Aleksi Sahala

Aleksi Sahala

University of Helsinki

Code-switching in Sumerian Emesal texts: A computational approach

One of the great remaining mysteries in the study of the Sumerian language is the nature and origin of its only known variety, Emesal, which made a somewhat counterintuitive appearance in ancient Mesopotamian texts only after the extinction of Sumerian as a spoken language around 2000 BCE. Although it is well known that Emesal words mostly occur in liturgical texts and lamentations, it is not yet understood what conditions triggered the code-switching from Sumerian into Emesal within certain parts of these texts, and why Emesal became a part of certain Sumerian compositions in the first place.
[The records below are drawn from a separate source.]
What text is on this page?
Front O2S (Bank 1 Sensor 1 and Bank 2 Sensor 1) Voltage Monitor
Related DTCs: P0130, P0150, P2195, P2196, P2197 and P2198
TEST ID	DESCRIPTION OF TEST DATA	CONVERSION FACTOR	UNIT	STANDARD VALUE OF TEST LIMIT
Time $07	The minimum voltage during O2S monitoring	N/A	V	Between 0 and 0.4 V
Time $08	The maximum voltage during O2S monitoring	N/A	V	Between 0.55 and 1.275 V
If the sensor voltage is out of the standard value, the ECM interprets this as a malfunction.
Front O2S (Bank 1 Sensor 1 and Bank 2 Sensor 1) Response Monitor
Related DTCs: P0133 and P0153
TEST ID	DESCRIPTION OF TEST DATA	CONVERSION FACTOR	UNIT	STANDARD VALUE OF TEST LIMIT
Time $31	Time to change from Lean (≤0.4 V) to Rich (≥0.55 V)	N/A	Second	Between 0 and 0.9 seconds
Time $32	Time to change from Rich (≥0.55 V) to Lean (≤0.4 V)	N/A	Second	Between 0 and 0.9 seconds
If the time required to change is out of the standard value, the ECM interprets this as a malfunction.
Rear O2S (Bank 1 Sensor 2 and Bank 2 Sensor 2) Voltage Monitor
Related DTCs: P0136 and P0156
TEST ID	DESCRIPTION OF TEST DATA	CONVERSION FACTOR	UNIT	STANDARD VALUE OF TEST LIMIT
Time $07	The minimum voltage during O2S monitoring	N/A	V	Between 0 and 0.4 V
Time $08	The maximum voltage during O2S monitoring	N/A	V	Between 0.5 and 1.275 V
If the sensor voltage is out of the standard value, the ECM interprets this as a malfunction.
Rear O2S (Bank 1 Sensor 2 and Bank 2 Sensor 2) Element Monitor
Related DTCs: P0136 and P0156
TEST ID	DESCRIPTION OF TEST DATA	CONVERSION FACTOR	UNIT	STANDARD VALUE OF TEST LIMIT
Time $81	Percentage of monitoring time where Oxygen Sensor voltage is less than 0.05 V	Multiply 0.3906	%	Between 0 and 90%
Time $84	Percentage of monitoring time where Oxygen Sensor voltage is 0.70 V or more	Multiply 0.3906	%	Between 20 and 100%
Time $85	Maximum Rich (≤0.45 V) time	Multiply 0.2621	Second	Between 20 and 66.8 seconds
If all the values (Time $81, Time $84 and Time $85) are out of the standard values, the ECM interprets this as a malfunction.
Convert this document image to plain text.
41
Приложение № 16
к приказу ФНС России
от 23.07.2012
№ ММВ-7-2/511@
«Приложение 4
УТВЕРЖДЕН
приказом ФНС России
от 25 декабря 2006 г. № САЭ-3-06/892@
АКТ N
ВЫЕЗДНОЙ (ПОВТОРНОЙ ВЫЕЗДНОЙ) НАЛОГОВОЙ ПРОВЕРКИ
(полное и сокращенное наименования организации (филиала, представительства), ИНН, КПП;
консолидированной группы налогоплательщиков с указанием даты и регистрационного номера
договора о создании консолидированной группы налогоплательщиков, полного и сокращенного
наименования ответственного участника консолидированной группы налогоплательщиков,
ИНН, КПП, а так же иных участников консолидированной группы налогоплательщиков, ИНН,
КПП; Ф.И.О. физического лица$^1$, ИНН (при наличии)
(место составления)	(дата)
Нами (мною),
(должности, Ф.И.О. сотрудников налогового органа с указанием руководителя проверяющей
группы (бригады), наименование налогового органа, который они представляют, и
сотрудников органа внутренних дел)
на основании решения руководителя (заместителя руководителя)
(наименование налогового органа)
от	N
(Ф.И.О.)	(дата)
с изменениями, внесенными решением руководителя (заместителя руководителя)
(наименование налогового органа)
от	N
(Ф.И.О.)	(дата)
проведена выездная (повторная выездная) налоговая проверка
With the most comprehensive digital collection of Emesal texts now available in the Open Richly Annotated Cuneiform Corpus, we aim to analyze the Emesal texts with Natural Language Processing methods to shed light on these questions. Based on our team’s preliminary philological analysis, at least in one isolated case the code-switching between the language varieties is not spontaneous, but rather constrained by semantic differences between the Emesal and Standard Sumerian words, which may indicate that at least some Emesal words were used in restricted contexts. We aim to determine the extent of regularity behind the code-switching over the entire Emesal vocabulary by using count-based word embedding models, which we use to measure how predictable the choice of the language variant is in certain linguistic contexts, and in certain subsets of our corpus. Our preliminary results indicate a varying degree of predictability in the use of Emesal words, and we hope that through further philological and statistical analysis of these results, we are able to discover and explain previously unnoticed regularities behind the code-switching. By identifying and explaining the contexts in which code-switching between Sumerian and Emesal takes place, and especially by studying whether those contexts varied in different time periods, text genres, or geographical regions, we can try to understand this long dead language on its own terms, and to improve our knowledge on the origins and development of Emesal.